On 7 November, 2017, Finance Minister Grant Robertson announced a review of the Reserve Bank Act. The Bank presently has a single mandate – stable prices.

The review proposes shifting to a dual mandate – stable prices and high employment. Bloomberg News ran the story under the headline, "RBNZ Reform Could Potentially Lower Rates, Finance Minister Says".

So what is the likely effect on mortgage interest rates of these changes?

The answer may already lie in the "yield curve".

The yield curve plots rates on borrowed funds with maturity dates from now to many years in the future. Over the time of the formal announcement of the review, between November 6 and 8, the data suggests that rates reacted by going up.


The likely reason is that the market is predicting higher inflation will result from a shift away from the RBNZ's current focus on price stability. More inflation means higher interest rates to compensate lenders for the loss of value of their money.

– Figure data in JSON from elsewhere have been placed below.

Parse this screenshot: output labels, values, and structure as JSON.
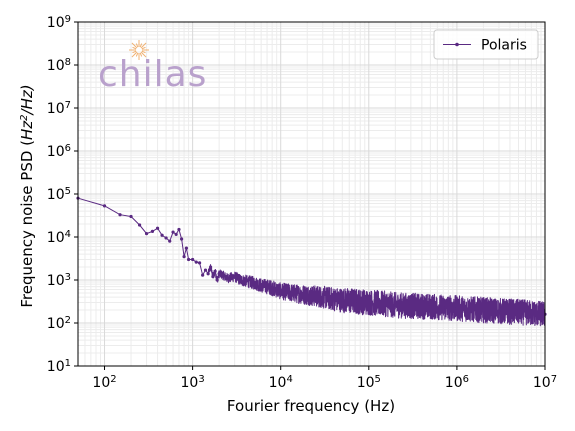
{
  "chart_data": {
    "type": "line",
    "xlabel": "Fourier frequency (Hz)",
    "ylabel_main": "Frequency noise PSD (",
    "ylabel_unit": "Hz",
    "ylabel_exp": "2",
    "ylabel_tail": "/Hz)",
    "xscale": "log",
    "yscale": "log",
    "xlim": [
      50,
      10000000
    ],
    "ylim": [
      10,
      1000000000
    ],
    "grid": "major+minor",
    "legend_position": "top-right",
    "x_ticks": [
      {
        "base": "10",
        "exp": "2",
        "value": 100
      },
      {
        "base": "10",
        "exp": "3",
        "value": 1000
      },
      {
        "base": "10",
        "exp": "4",
        "value": 10000
      },
      {
        "base": "10",
        "exp": "5",
        "value": 100000
      },
      {
        "base": "10",
        "exp": "6",
        "value": 1000000
      },
      {
        "base": "10",
        "exp": "7",
        "value": 10000000
      }
    ],
    "y_ticks": [
      {
        "base": "10",
        "exp": "1",
        "value": 10
      },
      {
        "base": "10",
        "exp": "2",
        "value": 100
      },
      {
        "base": "10",
        "exp": "3",
        "value": 1000
      },
      {
        "base": "10",
        "exp": "4",
        "value": 10000
      },
      {
        "base": "10",
        "exp": "5",
        "value": 100000
      },
      {
        "base": "10",
        "exp": "6",
        "value": 1000000
      },
      {
        "base": "10",
        "exp": "7",
        "value": 10000000
      },
      {
        "base": "10",
        "exp": "8",
        "value": 100000000
      },
      {
        "base": "10",
        "exp": "9",
        "value": 1000000000
      }
    ],
    "series": [
      {
        "name": "Polaris",
        "color": "#5a2a82",
        "style": "line-with-dot-markers",
        "points": [
          [
            50,
            80000
          ],
          [
            100,
            53000
          ],
          [
            150,
            33000
          ],
          [
            200,
            30000
          ],
          [
            250,
            19000
          ],
          [
            300,
            12000
          ],
          [
            350,
            13500
          ],
          [
            400,
            16000
          ],
          [
            450,
            11000
          ],
          [
            500,
            9500
          ],
          [
            550,
            8000
          ],
          [
            600,
            13000
          ],
          [
            650,
            11500
          ],
          [
            700,
            15000
          ],
          [
            750,
            9000
          ],
          [
            800,
            3500
          ],
          [
            850,
            5500
          ],
          [
            900,
            3000
          ],
          [
            1000,
            3000
          ],
          [
            1100,
            2600
          ],
          [
            1200,
            2500
          ],
          [
            1300,
            1300
          ],
          [
            1400,
            1700
          ],
          [
            1500,
            1400
          ],
          [
            1600,
            2000
          ],
          [
            1700,
            1200
          ],
          [
            1800,
            1600
          ],
          [
            1900,
            1000
          ],
          [
            2000,
            1400
          ],
          [
            2200,
            1300
          ],
          [
            2500,
            1100
          ],
          [
            3000,
            1200
          ],
          [
            3500,
            1000
          ],
          [
            4000,
            950
          ],
          [
            5000,
            850
          ],
          [
            6000,
            750
          ],
          [
            7000,
            700
          ],
          [
            8000,
            650
          ],
          [
            10000,
            550
          ],
          [
            12000,
            520
          ],
          [
            15000,
            480
          ],
          [
            20000,
            450
          ],
          [
            30000,
            400
          ],
          [
            40000,
            360
          ],
          [
            50000,
            340
          ],
          [
            70000,
            320
          ],
          [
            100000,
            300
          ],
          [
            150000,
            280
          ],
          [
            200000,
            260
          ],
          [
            300000,
            250
          ],
          [
            500000,
            240
          ],
          [
            700000,
            230
          ],
          [
            1000000,
            220
          ],
          [
            2000000,
            200
          ],
          [
            3000000,
            190
          ],
          [
            5000000,
            180
          ],
          [
            7000000,
            170
          ],
          [
            10000000,
            160
          ]
        ]
      }
    ]
  },
  "logo": {
    "text": "chilas",
    "colors": {
      "text": "#b9a1cc",
      "burst": "#f0b070"
    }
  }
}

So what was behind the Finance Minister's claim of lower rates?

Proponents of the dual mandate argue it may better enable the RBNZ to cut rates to provide economic rocket fuel to get people back to work in times of recession.

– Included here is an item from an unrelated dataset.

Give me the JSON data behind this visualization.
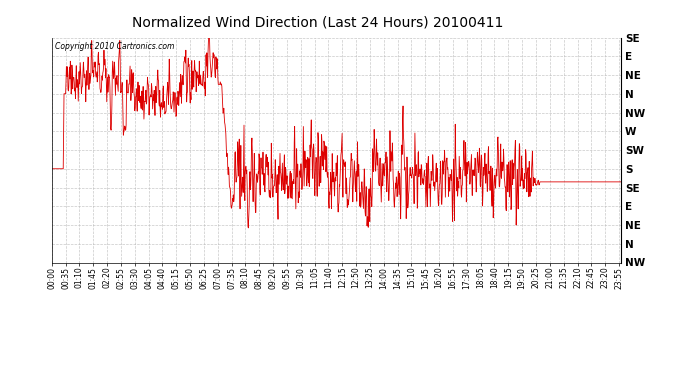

For sure, a great deal of truly eminent support can be found for this view, including the likes of Benjamin Friedman, a prominent Harvard economist.

But applying rocket fuel requires lots of skill. Too much for too long and inflation can blow up. Yet sustainable growth and job creation relies on low and stable inflation.

Consequently, a credible commitment must be made to raise rates as soon as inflation starts to pick up, once a recession abates.

What are the chances of a revamped RBNZ operating under a dual mandate treading this delicate path successfully?

So far, the markets appear somewhat sceptical, given the upward shift in rates when the review was announced.

Finance Minister Grant Robertson has announced a review of the Reserve Bank Act. Picture / Mark Mitchell.
Finance Minister Grant Robertson has announced a review of the Reserve Bank Act. Picture / Mark Mitchell.

Robertson has defended his review for other reasons.

He has pointed out that the US Federal Reserve operates under a dual mandate. Ironically, there is no shortage of famous US monetary experts, like John Taylor at Stanford, who have been strongly advocating for it to be changed. In favour of what? New Zealand's pioneering single mandate.

Due to there being pros and cons of both regimes, there is not a great deal of consensus as to which one works best.

Ultimately, it is the right of politicians to define the goals that the central bank is tasked with achieving. The reason for our government's choice of a dual mandate is probably to create a perception amongst voters that it is weighting the well-being of the jobless more than previously.

The reality could turn out differently, however, depending how well the new mandate is implemented. Of paramount concern is whether it will be executed by the RBNZ independently from political pressures.

Oddly, right at this very time, just when our central bank is under intense scrutiny from our politicians, the Board has left it operating under a transitional arrangement, without a nominated full-term successor to the former governor Graeme Wheeler.

Wheeler announced that he would stand down last February and did so in September 2017. His replacement won't be announced until March 2018.

By then the first phase of the new government's review will be done. Why was a vacuum created over this period when national debate over the Reserve Bank's future would be at its peak? There has been little transparency regards the process.

In his November 2017 press conference, Robertson was quoted as saying he had sought an assurance from the chair of the RBNZ board "that any candidates he was interviewing would be ones who would be able to implement a change to policy along the lines we're going".

However, applications for the new governor closed long before the election.

Maybe someone like Friedman did not apply back then, since he did not support the RBNZ's single mandate. On the other hand if Taylor applied, who is one of its biggest fans, will he now get a rejection letter?

Perhaps the successful candidate is going to be the one with the least principles, happy to implement any mandate!